PMC - Adds dedicated short circuits to increase travel speed, penetration and arc stability.

Consistent penetration can be set and adjusted via the ‘Penetration Stabilisation’ parameter which leads to a constant current behavior. Benefits are in tight or hard to reach areas the wire ’stickout’ may change when the contact tube (shroud) is moved further away (or towards) the welding job, this would lead to current change for the given parameter.

Therefore, because the software (Fronius Speed Net 100mb/sec) is constantly monitoring the arc state when a distance change occurs (moving torch away or closer) while welding whether manual or via automation the dynamics of the ‘wire feed speed’ are instantly adjusted to keep the arc length constant regardless. This in turn maintains high arc stability for constant high welding performance.

Within PMC an additional parameter correction ’Pulse Correction’ can be utilised. While in the pulse welding phase the energy of the pulse droplet can be regulated (-10 +10), this will have a direct influence on the droplet ’pinch affect’ and frequency Hz of pulses.



With over 35 years of experience we can help find the right technology for you


SyncroPulse - Overlays two pulse parameters (high and low) to give maximum control of heat input coupled with excellent aesthetics of the finished weld seam.

Maximum control of the welding parameter is achieved because of operator control over;

/ Duty cycle between high and low pulsing phases (10-90%)

/ Frequency between pulses per second  (0.5-3.0Hz)

/ Deviation of the wire dynamics (0.1-6.0m/min)

/ Independent Arc length corrections in high and low (-10 +10)



PCS - Utilises a concentrated short arc with increased pressure and combines spray supported with pulse arc.

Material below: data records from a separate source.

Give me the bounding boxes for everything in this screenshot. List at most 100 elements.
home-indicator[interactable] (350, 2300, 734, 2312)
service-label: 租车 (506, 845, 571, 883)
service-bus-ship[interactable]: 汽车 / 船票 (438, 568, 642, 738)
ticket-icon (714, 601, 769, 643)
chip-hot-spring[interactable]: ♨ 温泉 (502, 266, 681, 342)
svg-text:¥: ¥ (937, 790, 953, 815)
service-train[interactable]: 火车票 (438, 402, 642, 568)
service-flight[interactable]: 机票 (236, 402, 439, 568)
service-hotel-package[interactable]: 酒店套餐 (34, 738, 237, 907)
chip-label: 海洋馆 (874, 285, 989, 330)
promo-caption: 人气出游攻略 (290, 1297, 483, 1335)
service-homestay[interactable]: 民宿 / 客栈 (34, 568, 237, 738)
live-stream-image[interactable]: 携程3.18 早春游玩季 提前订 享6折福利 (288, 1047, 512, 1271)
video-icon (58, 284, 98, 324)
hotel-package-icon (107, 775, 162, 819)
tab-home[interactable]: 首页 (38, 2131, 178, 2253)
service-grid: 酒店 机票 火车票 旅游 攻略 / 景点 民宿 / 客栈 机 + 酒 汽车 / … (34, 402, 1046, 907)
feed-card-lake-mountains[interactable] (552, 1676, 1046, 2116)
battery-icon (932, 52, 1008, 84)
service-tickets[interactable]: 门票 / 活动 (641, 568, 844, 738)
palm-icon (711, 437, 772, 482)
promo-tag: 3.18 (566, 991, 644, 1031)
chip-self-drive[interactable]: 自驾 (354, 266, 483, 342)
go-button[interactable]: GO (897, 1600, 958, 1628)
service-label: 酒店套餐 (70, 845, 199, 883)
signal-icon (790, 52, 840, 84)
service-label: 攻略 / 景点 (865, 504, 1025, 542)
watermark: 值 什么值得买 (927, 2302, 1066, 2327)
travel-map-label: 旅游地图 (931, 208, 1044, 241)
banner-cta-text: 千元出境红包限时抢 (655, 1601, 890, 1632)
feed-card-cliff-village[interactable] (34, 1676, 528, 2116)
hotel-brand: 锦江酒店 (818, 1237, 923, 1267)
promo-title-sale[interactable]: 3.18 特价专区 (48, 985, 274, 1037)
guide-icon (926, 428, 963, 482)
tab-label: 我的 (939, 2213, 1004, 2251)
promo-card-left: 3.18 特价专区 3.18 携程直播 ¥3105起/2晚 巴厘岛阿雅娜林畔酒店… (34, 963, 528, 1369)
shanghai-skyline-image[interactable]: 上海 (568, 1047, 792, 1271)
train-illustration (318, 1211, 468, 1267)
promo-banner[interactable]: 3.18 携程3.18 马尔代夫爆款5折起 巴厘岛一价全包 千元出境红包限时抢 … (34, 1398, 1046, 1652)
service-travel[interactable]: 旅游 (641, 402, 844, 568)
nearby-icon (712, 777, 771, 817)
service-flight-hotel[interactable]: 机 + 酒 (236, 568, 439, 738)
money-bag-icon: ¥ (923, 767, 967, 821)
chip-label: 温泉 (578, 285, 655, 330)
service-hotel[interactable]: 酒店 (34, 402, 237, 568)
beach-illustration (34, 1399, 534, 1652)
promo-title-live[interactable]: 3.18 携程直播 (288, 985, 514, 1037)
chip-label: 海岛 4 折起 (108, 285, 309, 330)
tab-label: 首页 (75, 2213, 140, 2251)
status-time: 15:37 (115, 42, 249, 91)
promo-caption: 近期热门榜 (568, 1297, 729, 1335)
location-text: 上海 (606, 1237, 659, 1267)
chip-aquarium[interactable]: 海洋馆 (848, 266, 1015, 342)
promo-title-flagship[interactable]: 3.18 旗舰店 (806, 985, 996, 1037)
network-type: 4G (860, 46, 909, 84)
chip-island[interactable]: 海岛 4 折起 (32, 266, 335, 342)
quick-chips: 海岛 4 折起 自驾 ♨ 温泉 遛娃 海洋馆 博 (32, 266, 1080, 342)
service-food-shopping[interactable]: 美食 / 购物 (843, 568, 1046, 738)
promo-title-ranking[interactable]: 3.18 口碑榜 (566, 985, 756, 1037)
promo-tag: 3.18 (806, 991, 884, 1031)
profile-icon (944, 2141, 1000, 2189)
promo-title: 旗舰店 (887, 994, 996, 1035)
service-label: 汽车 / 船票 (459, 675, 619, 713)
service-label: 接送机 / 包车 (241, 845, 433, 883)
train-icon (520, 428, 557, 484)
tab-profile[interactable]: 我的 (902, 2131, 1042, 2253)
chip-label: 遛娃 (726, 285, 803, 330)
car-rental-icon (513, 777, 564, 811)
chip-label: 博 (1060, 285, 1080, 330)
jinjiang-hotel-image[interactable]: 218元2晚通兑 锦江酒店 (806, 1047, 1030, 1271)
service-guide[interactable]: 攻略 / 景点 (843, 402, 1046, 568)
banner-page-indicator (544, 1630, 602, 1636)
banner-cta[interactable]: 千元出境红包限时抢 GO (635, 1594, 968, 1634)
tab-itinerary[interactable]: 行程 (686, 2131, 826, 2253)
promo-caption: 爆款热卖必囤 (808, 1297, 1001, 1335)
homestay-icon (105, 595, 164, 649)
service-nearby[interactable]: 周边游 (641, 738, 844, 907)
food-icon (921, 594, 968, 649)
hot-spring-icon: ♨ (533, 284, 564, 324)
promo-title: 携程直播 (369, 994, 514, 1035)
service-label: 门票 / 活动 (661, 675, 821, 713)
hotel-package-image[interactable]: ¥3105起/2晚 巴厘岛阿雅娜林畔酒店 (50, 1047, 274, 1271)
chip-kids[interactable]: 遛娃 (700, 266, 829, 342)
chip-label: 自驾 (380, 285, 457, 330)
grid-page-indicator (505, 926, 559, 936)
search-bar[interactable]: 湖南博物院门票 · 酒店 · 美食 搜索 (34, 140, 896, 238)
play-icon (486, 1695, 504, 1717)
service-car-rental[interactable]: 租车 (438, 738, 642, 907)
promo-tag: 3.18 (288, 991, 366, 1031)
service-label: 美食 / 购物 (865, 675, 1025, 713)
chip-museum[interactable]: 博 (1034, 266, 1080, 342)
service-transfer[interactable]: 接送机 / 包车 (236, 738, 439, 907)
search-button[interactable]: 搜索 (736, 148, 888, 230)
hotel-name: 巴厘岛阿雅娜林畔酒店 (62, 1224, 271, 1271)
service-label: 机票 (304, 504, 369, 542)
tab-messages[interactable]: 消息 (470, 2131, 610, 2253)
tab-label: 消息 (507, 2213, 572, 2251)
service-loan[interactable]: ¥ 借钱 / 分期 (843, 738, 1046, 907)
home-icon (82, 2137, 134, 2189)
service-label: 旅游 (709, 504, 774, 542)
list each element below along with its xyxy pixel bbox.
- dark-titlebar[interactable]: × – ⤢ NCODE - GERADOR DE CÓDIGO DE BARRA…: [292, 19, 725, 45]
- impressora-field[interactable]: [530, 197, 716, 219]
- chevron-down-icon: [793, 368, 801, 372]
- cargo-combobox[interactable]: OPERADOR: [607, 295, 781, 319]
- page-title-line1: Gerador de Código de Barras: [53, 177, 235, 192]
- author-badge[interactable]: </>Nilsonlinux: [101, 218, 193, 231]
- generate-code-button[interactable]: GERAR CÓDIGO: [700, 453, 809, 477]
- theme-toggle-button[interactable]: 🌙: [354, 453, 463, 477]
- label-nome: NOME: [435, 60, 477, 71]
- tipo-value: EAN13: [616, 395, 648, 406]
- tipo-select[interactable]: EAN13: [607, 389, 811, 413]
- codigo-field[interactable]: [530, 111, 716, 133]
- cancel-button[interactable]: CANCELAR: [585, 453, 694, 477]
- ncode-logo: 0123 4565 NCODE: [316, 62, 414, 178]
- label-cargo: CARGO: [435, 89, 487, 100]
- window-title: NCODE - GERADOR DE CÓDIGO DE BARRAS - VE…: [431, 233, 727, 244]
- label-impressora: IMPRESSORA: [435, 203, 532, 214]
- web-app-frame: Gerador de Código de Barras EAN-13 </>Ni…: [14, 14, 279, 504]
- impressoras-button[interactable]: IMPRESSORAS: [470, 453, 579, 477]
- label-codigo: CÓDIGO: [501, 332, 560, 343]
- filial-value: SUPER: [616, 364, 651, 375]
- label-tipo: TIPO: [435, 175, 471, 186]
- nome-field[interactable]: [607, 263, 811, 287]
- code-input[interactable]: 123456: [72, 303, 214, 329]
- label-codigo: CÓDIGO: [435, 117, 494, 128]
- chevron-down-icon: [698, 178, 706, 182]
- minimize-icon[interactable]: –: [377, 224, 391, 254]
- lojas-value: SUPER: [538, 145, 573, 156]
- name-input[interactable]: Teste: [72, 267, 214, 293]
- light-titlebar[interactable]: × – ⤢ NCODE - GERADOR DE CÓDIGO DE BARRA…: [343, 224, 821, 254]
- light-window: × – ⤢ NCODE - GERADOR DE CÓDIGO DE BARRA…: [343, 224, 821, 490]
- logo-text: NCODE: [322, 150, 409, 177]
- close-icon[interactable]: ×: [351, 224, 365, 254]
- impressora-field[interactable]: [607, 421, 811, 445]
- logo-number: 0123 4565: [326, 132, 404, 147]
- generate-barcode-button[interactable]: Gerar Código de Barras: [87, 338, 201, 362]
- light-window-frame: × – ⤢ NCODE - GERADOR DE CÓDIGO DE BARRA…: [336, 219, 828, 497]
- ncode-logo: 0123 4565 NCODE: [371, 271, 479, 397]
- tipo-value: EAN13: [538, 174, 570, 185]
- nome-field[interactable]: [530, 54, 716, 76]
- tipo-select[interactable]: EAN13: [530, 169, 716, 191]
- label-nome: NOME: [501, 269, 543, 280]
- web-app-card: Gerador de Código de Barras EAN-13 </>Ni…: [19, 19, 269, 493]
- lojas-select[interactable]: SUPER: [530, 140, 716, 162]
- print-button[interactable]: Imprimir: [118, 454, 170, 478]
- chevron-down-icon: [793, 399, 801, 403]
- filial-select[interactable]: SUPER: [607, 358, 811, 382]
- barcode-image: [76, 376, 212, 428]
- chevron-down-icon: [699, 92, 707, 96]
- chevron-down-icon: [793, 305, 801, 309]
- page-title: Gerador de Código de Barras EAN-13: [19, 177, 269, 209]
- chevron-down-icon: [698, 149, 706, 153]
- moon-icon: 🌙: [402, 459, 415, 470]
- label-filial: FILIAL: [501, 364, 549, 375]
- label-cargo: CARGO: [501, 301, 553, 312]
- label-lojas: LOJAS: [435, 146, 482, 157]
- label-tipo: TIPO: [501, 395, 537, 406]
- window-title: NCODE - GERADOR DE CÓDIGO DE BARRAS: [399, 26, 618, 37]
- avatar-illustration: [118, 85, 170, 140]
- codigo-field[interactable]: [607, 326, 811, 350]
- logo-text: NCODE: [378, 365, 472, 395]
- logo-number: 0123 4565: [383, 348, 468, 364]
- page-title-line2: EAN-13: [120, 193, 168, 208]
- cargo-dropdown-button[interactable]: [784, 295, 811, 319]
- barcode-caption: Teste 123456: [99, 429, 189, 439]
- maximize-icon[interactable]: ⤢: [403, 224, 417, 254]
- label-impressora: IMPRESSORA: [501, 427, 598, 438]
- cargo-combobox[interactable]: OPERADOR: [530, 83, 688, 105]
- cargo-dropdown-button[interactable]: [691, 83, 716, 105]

Benefits are a constantly stable arc with high pressure, therefore leading to consistent deep penetration in situations where conventional could fail to get to full root edge depth.

Weld start will blend from pulsed arc into spray on up-slope and weld end will blend from spray to down slope back into pulsed arc giving excellent characteristics.





CMT - Utilises the short arc dip transfer weld and incorporates additional dynamics into the wire feed to enable very minimal current and heat transfer of molten wire.

/ The principle of the CMT process is to use the short arc with absolutely minimal current, therefore this leads to very low energy input to the weld which has the added benefit of spatter free welds and also enables material thickness from 0.30 to be welded and brazed. The CMT process uses mechanical hardware which in addition to conventional feed wire forward motion has an additional AC wire drive motor (located at the torch end) which cycles through a forward and reversing motion of the wire, the frequency of which can be up to 130Hz.

The forward motion delivers and ’places’ (whilst in dip transfer) the molten droplet after a boost current has formed the pinch effect into the weld pool, at this point the current is reduced to a minimal amount - at the same time the wire is started on its reversal half cycle leaving the droplet behind through a combination of surface tension and less resistance to the wire end. The volume of the droplet and pinch effect shape will be dictated by the Fronius algorithms which are specifically and individually designed for many various materials. As the wire starts it reversal half cycle again the currents enter another boost phase to start the process all over. The CMT process has revolutionised welding process abilities and compatibilities of materials in that it has made it possible to weld galvanised steel to aluminium which previously would have been thought of as impossible by the MIG MAG process.